Upon seeing our new gear, insert two mildly overweight, 40- somethings completely losing their minds in the garage! There was jumping up and down; a high five so vigorous it may or may not have hurt my (delicate & feminine)hand; and someone exclaimed to the neighborhood: This is fkn AWESOME!
(Shame on all of you who immediately assumed it was me! You're right, of course, but seriously- shame on you for assuming the worst in me!)

Getting so worked up over the new gear left us with a mighty thirst, so we made ourselves a cocktail and commenced to looking over our player roster. We had three returning players from last year. Huh? I knew that 5 returning parents had requested Mark because they contacted me to confirm we were coaching again.

So I say to Mark: WTH is going on with this list? Where's Bill and Ted?
(Not their real names...minors. Protecting them....and cracking myself up in the process!)

Mark: WHAT? They're two of our best players!

Me: Yeaaaaaaaaaaaaaaaaaaah! Who are not on our roster.
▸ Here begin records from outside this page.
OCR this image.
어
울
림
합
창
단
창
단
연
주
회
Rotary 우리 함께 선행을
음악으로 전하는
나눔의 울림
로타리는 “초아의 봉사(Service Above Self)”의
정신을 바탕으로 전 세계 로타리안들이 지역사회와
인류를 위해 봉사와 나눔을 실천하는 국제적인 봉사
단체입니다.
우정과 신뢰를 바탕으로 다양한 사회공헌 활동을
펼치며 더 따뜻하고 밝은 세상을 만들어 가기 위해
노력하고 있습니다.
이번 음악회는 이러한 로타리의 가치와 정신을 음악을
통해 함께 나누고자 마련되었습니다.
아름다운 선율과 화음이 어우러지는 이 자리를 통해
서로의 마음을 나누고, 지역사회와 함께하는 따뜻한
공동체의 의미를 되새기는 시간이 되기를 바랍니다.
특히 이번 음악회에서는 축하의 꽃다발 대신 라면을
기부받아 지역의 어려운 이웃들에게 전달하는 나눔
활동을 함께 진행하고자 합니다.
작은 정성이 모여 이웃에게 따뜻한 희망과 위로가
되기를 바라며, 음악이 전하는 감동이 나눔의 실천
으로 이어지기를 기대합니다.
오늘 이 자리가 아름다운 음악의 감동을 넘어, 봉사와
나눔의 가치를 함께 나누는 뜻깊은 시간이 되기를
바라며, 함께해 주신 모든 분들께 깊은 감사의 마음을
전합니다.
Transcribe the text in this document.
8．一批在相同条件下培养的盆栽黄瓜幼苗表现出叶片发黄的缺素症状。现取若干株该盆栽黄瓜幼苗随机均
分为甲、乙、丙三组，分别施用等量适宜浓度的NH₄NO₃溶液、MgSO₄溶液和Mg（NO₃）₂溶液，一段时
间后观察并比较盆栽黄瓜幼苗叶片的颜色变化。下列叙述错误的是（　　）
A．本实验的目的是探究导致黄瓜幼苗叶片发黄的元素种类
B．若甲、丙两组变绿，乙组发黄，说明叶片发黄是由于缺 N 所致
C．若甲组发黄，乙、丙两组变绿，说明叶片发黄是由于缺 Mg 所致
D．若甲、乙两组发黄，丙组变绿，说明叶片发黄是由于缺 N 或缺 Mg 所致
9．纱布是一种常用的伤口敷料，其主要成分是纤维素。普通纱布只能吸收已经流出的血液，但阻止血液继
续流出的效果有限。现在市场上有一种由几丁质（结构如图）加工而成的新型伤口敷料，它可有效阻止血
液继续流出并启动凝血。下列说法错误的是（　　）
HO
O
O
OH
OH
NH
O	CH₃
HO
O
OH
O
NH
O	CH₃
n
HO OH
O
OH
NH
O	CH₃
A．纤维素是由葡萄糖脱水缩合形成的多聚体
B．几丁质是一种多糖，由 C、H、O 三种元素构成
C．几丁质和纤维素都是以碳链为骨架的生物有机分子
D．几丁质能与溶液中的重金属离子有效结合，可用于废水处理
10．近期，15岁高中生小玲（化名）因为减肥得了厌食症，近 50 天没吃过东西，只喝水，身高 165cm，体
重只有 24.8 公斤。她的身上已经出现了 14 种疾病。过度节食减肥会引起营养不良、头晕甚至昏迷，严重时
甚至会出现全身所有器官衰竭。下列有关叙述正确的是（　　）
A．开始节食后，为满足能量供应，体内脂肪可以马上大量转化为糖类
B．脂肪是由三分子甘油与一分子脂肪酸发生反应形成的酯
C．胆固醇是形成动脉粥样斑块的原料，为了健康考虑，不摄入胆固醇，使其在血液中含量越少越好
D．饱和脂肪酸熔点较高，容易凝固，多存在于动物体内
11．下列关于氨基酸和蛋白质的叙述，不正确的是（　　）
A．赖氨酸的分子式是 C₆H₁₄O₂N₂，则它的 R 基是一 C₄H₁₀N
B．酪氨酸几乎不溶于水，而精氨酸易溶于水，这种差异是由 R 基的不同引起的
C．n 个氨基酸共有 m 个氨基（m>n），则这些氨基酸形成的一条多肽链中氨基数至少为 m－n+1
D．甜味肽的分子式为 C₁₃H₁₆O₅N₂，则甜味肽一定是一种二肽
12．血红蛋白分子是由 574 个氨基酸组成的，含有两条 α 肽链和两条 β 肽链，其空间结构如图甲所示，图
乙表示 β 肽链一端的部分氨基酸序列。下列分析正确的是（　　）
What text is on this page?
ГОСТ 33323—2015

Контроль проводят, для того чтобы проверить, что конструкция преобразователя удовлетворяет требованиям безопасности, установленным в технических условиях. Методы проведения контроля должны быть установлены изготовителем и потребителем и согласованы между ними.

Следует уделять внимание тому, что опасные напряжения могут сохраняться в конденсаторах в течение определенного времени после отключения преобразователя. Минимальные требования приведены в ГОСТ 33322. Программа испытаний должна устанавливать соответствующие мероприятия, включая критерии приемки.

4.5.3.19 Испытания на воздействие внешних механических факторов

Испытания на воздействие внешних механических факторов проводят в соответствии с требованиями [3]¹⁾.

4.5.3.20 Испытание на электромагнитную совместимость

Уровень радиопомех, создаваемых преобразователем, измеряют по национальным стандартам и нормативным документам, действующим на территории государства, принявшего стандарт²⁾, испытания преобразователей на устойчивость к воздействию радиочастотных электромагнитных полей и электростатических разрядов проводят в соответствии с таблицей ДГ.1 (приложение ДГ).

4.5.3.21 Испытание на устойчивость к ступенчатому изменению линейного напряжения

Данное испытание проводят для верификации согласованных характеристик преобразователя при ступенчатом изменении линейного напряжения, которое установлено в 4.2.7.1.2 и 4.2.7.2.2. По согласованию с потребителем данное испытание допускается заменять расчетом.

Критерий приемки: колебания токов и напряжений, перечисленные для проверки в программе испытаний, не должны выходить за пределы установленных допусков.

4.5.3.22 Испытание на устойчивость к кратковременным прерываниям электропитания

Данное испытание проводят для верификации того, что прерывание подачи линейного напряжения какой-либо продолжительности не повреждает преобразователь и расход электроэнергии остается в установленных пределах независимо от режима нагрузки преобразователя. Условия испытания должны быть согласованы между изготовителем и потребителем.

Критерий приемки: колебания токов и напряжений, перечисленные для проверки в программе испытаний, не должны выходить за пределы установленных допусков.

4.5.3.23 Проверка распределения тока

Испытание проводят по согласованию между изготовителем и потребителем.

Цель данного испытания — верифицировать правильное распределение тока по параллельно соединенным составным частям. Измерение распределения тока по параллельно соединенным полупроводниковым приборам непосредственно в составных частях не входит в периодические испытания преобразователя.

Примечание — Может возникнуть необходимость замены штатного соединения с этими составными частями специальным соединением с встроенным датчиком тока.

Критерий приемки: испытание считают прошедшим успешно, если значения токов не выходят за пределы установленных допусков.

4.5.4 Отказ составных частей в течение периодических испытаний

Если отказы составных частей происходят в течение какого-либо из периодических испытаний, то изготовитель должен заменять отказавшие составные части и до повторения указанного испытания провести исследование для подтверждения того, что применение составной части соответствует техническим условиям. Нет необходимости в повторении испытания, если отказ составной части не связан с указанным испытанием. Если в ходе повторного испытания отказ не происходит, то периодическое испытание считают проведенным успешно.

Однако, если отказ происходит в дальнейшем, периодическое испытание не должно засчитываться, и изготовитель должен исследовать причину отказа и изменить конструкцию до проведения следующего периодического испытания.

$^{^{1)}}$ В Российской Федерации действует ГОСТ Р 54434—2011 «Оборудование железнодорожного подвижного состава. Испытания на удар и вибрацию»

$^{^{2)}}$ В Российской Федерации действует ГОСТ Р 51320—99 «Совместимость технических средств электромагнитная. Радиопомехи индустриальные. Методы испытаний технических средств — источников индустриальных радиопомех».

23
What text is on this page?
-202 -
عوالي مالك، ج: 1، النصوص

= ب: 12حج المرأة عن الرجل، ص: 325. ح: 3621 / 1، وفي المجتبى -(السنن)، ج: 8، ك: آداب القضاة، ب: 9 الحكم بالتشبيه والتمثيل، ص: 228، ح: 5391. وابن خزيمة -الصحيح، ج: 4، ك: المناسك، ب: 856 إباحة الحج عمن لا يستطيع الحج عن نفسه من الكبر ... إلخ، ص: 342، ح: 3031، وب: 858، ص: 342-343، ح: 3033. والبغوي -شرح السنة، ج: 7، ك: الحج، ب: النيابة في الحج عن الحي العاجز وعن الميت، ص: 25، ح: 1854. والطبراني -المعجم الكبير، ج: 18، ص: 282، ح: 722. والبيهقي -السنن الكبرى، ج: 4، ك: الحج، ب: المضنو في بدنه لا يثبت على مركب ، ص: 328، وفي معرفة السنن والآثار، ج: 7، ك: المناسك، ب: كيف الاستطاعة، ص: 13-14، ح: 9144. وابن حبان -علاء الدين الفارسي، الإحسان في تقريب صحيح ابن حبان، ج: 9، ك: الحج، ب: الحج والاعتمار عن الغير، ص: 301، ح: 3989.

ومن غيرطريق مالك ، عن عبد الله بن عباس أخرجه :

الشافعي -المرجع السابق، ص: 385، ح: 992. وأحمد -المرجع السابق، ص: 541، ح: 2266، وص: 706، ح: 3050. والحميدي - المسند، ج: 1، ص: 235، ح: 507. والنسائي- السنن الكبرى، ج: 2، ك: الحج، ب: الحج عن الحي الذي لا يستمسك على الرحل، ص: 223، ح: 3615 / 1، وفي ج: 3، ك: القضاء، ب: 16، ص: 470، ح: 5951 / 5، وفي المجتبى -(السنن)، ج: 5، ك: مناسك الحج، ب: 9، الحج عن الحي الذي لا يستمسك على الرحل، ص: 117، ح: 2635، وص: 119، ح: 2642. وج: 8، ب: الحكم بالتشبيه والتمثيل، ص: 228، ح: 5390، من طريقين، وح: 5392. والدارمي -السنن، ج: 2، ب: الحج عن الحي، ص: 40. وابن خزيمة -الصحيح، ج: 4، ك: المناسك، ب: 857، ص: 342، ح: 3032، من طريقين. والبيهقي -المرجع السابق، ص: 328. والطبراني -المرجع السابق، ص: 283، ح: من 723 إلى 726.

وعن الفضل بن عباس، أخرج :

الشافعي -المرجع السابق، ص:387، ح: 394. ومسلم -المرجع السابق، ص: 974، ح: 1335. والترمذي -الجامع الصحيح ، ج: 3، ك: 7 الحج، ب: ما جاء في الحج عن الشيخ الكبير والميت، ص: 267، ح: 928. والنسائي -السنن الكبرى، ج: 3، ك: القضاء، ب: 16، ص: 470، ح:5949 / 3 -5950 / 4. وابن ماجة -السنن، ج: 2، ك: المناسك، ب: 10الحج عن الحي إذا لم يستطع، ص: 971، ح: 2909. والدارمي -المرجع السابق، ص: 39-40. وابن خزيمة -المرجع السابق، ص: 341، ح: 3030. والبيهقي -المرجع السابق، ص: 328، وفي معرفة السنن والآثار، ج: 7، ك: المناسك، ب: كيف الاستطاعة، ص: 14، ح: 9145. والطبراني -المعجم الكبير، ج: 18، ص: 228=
Mark (with a know it all smirk on his face): Well.....the director did say she had FOURTEEN families request me......

Me: FOURRRRRRRRRR TEEEEEEEEEEN?

Mark (cracking himself up): Did I stutter? Four. Teen.

Me: OMG! That has to be some sort of record for coach requests! I'm so proud of you, Mark..... you really are the best coach out there.........I guess they really couldn't give us every kid that wanted to be on your team.

Mark: Yeah, that wouldn't be fair. Still.......two of our best kids....And Bill's been with us for two years.

Me: I can't get over the number.....FOURTEEN. It's so impressive.......and such an amazing reflection of you and your coaching style.

Mark: Yeah......about that........ they told me what the number reason the parents gave for requesting me was......

Me: What was it? Patience? Skill? Oh! You're ability to relate the fundamentals of the game to the kids on their level?

Mark: Uh.....no.......

Me: Tell me! What was the reason everyone kept asking for you?

Mark: They said it was because of our communication style with the parents.

Me: Wait, what?

Mark (sheepish): Yeah.....the parents who requested me told the director it was because they either knew of or had heard about how we communicate with parents; all the information we continue to pass along throughout the entire season.....well the word is out and we are the best. So they all asked for me.

Me (incredulously): YOU?

Mark (starting to snicker): ME. But I told the director I couldn't take the credit for that.....I told her that was all you. I told her you run the show when it comes to information.

Me: So it really isn't about you. It's about ME! They just don't know it's ME! ME! ME! ME!

Mark: Hey now...... there's no "I" in "Team", Sister.

Me: No.....but there's an "M" and an "E" and that spells ME!